In the author’s notes at the back of the book Bolton states that:

‘London Journal’ is all detail—all of it ostensibly—though saying so might imply some other, main point, which the poem didn’t consciously have. I haven’t supplied notes to all the detail: explaining a legion of minor obscurities seems not the way to go. (p 67)

And roughly two-thirds of the way through the collection Bolton makes a note of the poem’s modest origins:

I began this with a plan on the back of an envelope—
which amounted to a list—of four or five
probable themes […]

The whole enterprise based on the chance
it might turn out to have been worthwhile […]
                     And has it turned out 
‘to be worthwhile’? I don’t know. (p 43, my ellipses)

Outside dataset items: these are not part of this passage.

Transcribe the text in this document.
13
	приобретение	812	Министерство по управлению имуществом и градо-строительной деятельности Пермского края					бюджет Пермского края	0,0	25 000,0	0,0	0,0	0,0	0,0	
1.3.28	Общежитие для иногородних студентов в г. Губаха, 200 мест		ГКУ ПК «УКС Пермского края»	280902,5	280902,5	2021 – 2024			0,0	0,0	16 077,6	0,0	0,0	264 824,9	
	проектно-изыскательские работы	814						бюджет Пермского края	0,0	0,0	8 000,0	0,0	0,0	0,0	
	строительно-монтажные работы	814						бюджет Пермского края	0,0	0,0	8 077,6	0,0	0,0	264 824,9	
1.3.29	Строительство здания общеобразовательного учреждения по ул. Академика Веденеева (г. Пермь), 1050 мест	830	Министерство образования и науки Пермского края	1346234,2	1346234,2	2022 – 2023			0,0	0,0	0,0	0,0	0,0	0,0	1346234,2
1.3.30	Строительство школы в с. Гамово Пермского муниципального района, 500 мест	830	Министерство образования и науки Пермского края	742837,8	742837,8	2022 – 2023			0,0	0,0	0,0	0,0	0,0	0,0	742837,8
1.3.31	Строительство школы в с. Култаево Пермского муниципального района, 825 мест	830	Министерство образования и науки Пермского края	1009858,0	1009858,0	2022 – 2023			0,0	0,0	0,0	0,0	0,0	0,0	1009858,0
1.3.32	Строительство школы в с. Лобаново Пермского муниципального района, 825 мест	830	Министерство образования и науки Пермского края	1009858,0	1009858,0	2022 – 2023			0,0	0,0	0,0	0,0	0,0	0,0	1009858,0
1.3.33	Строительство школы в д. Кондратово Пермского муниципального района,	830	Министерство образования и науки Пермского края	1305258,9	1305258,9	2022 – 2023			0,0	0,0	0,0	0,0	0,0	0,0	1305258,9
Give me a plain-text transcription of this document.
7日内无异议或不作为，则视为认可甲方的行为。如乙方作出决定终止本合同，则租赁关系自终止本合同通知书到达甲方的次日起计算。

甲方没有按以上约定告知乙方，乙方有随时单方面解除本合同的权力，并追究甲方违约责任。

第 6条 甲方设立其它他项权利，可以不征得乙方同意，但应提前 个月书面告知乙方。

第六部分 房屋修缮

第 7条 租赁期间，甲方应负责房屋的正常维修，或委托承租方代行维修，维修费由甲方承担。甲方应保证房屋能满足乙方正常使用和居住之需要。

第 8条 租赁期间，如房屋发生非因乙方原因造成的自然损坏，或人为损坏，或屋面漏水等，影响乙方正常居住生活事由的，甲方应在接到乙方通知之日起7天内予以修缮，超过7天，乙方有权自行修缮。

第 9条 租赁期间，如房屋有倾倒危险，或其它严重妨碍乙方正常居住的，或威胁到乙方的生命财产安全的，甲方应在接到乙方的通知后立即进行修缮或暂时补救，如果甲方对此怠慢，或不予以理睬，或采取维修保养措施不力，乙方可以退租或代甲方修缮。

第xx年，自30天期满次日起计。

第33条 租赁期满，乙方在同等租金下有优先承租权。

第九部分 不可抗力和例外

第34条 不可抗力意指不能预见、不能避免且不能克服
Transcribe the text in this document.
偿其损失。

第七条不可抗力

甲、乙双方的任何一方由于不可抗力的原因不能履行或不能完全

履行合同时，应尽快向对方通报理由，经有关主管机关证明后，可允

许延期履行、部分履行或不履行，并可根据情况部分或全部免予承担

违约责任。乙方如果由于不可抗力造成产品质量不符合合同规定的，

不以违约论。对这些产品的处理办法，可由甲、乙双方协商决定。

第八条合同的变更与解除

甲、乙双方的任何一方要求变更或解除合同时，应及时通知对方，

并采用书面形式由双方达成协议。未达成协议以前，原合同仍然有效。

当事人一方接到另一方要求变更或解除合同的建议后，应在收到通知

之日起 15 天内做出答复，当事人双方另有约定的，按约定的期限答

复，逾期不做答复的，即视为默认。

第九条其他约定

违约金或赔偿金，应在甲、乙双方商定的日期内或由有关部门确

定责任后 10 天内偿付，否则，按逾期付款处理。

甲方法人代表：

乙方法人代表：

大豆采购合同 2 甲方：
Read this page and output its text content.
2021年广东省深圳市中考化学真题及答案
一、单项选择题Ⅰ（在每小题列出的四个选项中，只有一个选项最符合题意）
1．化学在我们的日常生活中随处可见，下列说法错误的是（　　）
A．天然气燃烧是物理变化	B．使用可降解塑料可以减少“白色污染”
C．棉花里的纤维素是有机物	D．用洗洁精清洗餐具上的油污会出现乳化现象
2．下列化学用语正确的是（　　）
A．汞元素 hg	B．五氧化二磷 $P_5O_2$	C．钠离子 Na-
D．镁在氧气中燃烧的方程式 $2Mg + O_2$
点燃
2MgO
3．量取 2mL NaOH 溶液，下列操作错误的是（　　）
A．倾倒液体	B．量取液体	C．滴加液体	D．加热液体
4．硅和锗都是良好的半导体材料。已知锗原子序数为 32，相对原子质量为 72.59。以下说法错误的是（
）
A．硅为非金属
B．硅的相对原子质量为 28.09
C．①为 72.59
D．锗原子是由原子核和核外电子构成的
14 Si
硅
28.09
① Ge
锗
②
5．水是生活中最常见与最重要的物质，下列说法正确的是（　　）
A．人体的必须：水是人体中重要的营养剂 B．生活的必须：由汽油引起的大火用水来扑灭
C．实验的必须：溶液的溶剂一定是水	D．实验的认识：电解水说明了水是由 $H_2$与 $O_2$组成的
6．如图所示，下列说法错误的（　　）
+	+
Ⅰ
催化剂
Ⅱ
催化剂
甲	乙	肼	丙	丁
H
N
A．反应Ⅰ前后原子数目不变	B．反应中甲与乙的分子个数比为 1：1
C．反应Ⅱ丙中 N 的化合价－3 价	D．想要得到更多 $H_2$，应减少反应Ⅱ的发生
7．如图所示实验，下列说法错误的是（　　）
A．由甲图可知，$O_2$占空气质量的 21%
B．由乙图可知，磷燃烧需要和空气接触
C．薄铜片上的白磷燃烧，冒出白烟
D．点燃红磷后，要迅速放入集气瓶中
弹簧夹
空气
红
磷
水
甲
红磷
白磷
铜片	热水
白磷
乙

These quotes, it seems to me, are both selling the poem short and a little misleading. ‘London Journal’ is made up of a lot of detail and whether it has turned out to be worthwhile is of course a value judgement for each reader. But it is not all detail, if by detail one might be inclined to think of empirical notation. There are the many witty asides one associates with Bolton’s poetry, the keen eye to social, cultural, and artistic interests (particularly the interest in the visual arts – at one point there is an extended critical discussion of the work of Joan Mitchell, Philip Guston and Cy Twombly). And there is an undercurrent of social tension based on immigration and ethnicity throughout the poem. The juxtaposition of all this material, the intelligently amusing digressions, and the poem’s (poet’s) worrying over the value of the work, alone make the poem a ‘worthwhile’ experience for the reader.

But I think ‘London Journal’, on another level, is a rather brilliant parody of the travel poem itself. As Bolton remarks at one point: ‘an Australian in Europe, ho hum’ (p 16). Rather than a series of poems that distil the trip into significant, or particularly memorable (and perhaps ‘poetic’), moments [meditation on the human condition in ancient cathedral, as a bad example], Bolton’s use of the journal mode records the holiday down to its most banal particulars (at least for the uninvested reader): ‘We go to the East End, for Cath’s haircut’ (p 38); or ‘With Gabe prepare “Mediterranean Veg” roast./Tasty’ (p 46). The photographs spliced throughout the book add to this sense of parody; for while they put a face to a number of the names cited in ‘London Journal’ – Gabe and Stace, for instance – they are not especially interesting as far as photographs go. The whole book appears to be suggesting that if you take this too seriously (it is a journal after all) the joke is on you.

Which is not to suggest that Bolton’s poetry shouldn’t be taken seriously – quite the opposite. London Journal / London Poem reinforces that Bolton is one of Australia’s most original and innovative (and funny) poets. The poems here – as in Bolton’s other work – appear to imply that the process of writing poetry is an everyday activity (even while on holiday), one not to be rarefied. It’s not a bad lesson for aspiring poets.